Hypnosis is an ambient phenomenon. If defined as a communication with the subconscious, this is readily observed in conversations with friends; reading; interaction with screens. In formal hypnosis, a state of deep relaxation is induced (similar to partial brain resting seen in other animals), suppressing obstructing interference from the frontal cortex (a different part of the brain).
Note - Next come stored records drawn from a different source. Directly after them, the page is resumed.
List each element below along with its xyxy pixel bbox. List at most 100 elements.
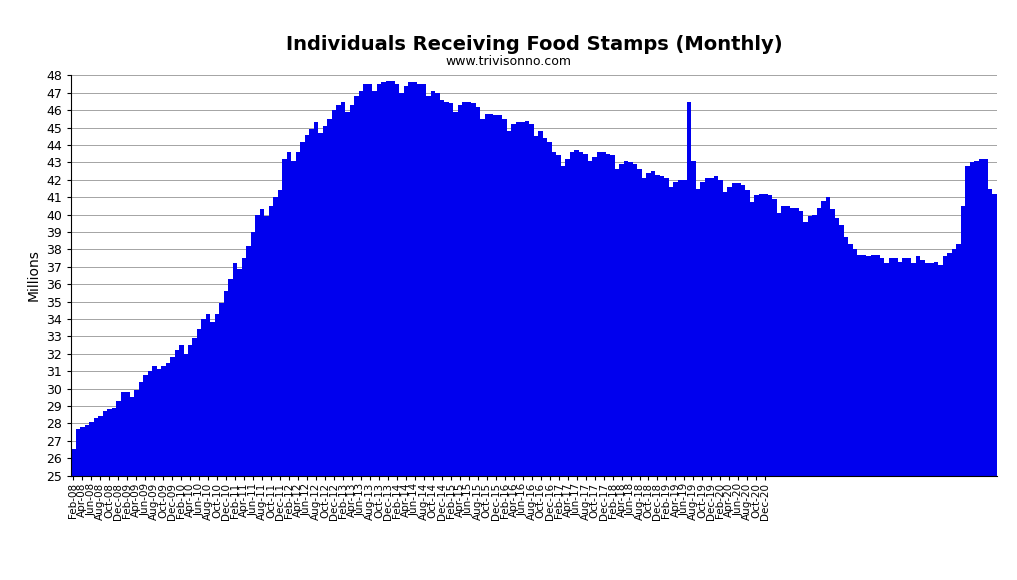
Bar [350, 105, 354, 580]
Bar [907, 258, 911, 580]
Bar [322, 126, 327, 580]
Bar [391, 81, 395, 580]
Bar [138, 382, 143, 580]
Bar [677, 180, 682, 580]
Bar [439, 100, 444, 580]
Bar [885, 263, 889, 580]
Bar [902, 258, 907, 580]
Bar [233, 263, 237, 580]
Bar [489, 114, 493, 580]
Bar [215, 314, 220, 580]
Bar [125, 392, 129, 580]
Bar [71, 450, 75, 580]
Bar [601, 152, 606, 580]
Bar [175, 350, 179, 580]
Bar [476, 107, 480, 580]
Bar [934, 262, 939, 580]
Bar [790, 208, 794, 580]
Bar [745, 190, 750, 580]
Bar [278, 190, 283, 580]
Bar [709, 178, 714, 580]
Bar [332, 110, 337, 580]
Bar [224, 291, 229, 580]
Bar [179, 345, 183, 580]
Bar [103, 411, 107, 580]
Bar [646, 173, 651, 580]
Bar [763, 194, 768, 580]
Bar [274, 197, 278, 580]
Bar [956, 244, 961, 580]
Bar [161, 366, 166, 580]
Bar [512, 124, 516, 580]
Bar [584, 154, 588, 580]
Bar [502, 119, 506, 580]
Bar [153, 366, 157, 580]
Y-axis label: Millions: Millions [26, 249, 41, 302]
Bar [898, 262, 902, 580]
Bar [848, 244, 853, 580]
Bar [287, 152, 291, 580]
Bar [629, 162, 633, 580]
Bar [552, 152, 556, 580]
Bar [493, 115, 498, 580]
Bar [246, 246, 251, 580]
Bar [889, 258, 893, 580]
Bar [291, 161, 296, 580]
Bar [844, 237, 848, 580]
Bar [242, 258, 246, 580]
Bar [426, 96, 430, 580]
Bar [592, 157, 597, 580]
Bar [822, 201, 826, 580]
Bar [229, 279, 233, 580]
Bar [606, 154, 610, 580]
Bar [188, 345, 192, 580]
Bar [435, 93, 439, 580]
Bar [75, 429, 80, 580]
Bar [633, 164, 638, 580]
Bar [785, 206, 790, 580]
Bar [664, 178, 669, 580]
Bar [341, 102, 345, 580]
Bar [772, 199, 777, 580]
Bar [969, 162, 974, 580]
Bar [993, 194, 997, 580]
Bar [682, 180, 686, 580]
Bar [705, 178, 709, 580]
Bar [484, 114, 489, 580]
Bar [579, 152, 584, 580]
Bar [740, 185, 745, 580]
Bar [714, 176, 718, 580]
Bar [381, 82, 385, 580]
Bar [750, 202, 754, 580]
Bar [376, 84, 381, 580]
Bar [89, 422, 94, 580]
Bar [430, 91, 435, 580]
Bar [417, 84, 422, 580]
Bar [80, 427, 84, 580]
Bar [283, 159, 287, 580]
Bar [623, 161, 629, 580]
Bar [543, 138, 547, 580]
Bar [911, 263, 915, 580]
Bar [521, 122, 525, 580]
Bar [619, 164, 623, 580]
Bar [731, 183, 736, 580]
Bar [853, 249, 857, 580]
Bar [534, 136, 538, 580]
Bar [129, 397, 134, 580]
Bar [673, 182, 677, 580]
Bar [314, 122, 318, 580]
Title: Individuals Receiving Food Stamps (Monthly): Individuals Receiving Food Stamps (Month… [286, 35, 782, 55]
Bar [264, 216, 268, 580]
Bar [781, 206, 785, 580]
Bar [422, 84, 426, 580]
Bar [588, 161, 592, 580]
Bar [255, 215, 260, 580]
Bar [978, 159, 983, 580]
Bar [296, 152, 300, 580]
Bar [638, 169, 642, 580]
Bar [471, 103, 476, 580]
Bar [655, 175, 660, 580]
Bar [947, 253, 952, 580]
Bar [143, 375, 147, 580]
The induced state of relaxation can be useful on its own; however the main therapeutic objective is increased receptivity.
What kinds of problems can hypnosis treat?
- chronic pain, and other somatic symptoms
- mood and sleep disturbances
- smoking cessation
- other therapeutic scenarios (more complex treatment protocols)
What are the advantages of hypnosis over other forms of therapy?
The primary advantage is speed. Unlike most other forms of therapy it can be completed in 2 sessions in many cases, even a single session at times. The effect also tends to take hold within a few days.
Also unusually clinical hypnosis involves mainly the therapist speaking rather than the client, so it might better suit patients averse to talking.
What are the limitations of hypnosis?
A person new to hypnosis may have more difficulty achieving a state of deep relaxation for maximum therapeutic effect. This will often improve by the second session. A related concept is “hypnotisability”, affecting one’s ability to be hypnotised — which may be genetically determined.
At the other end of this spectrum the hypnosis can be so effective a state of very deep relaxation is achieved, which results in transient amnesia. In this instance the therapeutic effect may be very potent, though the subject may not be able to recall the session.
Fundamentally hypnosis is a treatment of symptoms but not necessarily the underlying mechanism. The effect therefore may wear off eventually, though can be boosted over time. For chronic conditions the patient may choose to undertake training in self-hypnosis, so they can do this inbetween sessions.